Thanks a lot! It's much straightforward to me right now.

One more thing, for the standard guest VM which uses EPT, What's the
usage of "gfn" field in the "struct kvm_mmu_page"?  Since it uses EPT,
a single shadow page should has no relation with any of the guest
physical page, right? According to the source code, each allocated
shadow page "struct kvm_mmu_page" got it's gfn field filled.

Thanks,
Yaohui

On Fri, Jun 19, 2015 at 11:23 AM, Paolo Bonzini <pbonz...@redhat.com> wrote:
>
>
> On 19/06/2015 14:44, Hu Yaohui wrote:
>> Hi Paolo,
>> Thanks a lot!
>>
>> On Fri, Jun 19, 2015 at 2:27 AM, Paolo Bonzini <pbonz...@redhat.com> wrote:
>>>
>>>
>>> On 19/06/2015 03:52, Hu Yaohui wrote:
>>>> Hi All,
>>>> In kernel 3.14.2, the kvm uses shadow EPT(EPT02) to implement the
>>>> nested EPT. The shadow EPT(EPT02) is a shadow of guest EPT (EPT12). If
>>>> the L1 guest writes to the guest EPT(EPT12).

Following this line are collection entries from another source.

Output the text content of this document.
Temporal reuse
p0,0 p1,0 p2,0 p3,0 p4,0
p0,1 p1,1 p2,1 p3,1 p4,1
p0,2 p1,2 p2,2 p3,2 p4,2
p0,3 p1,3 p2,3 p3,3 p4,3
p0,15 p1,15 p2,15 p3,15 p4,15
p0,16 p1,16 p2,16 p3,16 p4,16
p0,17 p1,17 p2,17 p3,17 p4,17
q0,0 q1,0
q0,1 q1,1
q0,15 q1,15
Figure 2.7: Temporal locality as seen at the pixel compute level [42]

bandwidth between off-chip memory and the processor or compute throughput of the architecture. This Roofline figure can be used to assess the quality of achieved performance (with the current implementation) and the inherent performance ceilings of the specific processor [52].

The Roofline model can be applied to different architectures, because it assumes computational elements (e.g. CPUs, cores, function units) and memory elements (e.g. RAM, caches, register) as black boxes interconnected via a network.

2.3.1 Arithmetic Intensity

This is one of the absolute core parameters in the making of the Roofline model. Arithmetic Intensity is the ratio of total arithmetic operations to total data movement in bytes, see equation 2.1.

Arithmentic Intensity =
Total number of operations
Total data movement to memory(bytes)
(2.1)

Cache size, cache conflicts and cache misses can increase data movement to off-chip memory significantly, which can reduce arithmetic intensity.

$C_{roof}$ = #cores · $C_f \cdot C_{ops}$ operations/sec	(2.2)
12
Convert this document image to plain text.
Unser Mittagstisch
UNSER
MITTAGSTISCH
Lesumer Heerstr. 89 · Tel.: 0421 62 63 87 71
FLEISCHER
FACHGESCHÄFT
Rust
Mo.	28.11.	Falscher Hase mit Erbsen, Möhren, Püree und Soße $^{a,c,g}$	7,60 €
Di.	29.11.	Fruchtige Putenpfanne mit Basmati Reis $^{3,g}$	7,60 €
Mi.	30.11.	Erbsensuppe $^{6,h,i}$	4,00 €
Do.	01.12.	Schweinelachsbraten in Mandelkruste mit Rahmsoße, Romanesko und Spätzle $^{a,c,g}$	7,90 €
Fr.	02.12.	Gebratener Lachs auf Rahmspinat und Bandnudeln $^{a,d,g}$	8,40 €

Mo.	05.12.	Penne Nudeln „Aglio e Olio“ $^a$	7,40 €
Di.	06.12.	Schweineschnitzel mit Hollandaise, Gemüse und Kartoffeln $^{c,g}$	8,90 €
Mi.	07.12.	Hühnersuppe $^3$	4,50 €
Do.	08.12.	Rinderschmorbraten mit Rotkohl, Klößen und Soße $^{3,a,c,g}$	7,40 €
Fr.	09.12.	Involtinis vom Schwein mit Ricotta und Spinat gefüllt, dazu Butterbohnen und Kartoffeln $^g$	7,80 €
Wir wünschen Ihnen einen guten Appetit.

How can the shadow
>>>> EPT(EPT02) be modified according?
>>>
>>> Because the EPT02 is write protected, writes to the EPT12 will trap to
>>> the hypervisor.  The hypervisor will execute the write instruction
>>> before reentering the guest and invalidate the modified parts of the
>>> EPT02.  When the invalidated part of the EPT02 is accessed, the
>>> hypervisor will rebuild it according to the EPT12 and the KVM memslots.
>>>
>> Do you mean EPT12 is write protected instead of EPT02?
>
> Yes, sorry.
>
>> According to my understanding, EPT12 will be write protected by marking the
>> page table entry of EPT01 as readonly or marking the host page table
>> entry as readonly.
>> Could you please be more specific the code path which makes the
>> corresponding page table entry as write protected?
>
> Look at set_spte's call to mmu_need_write_protect.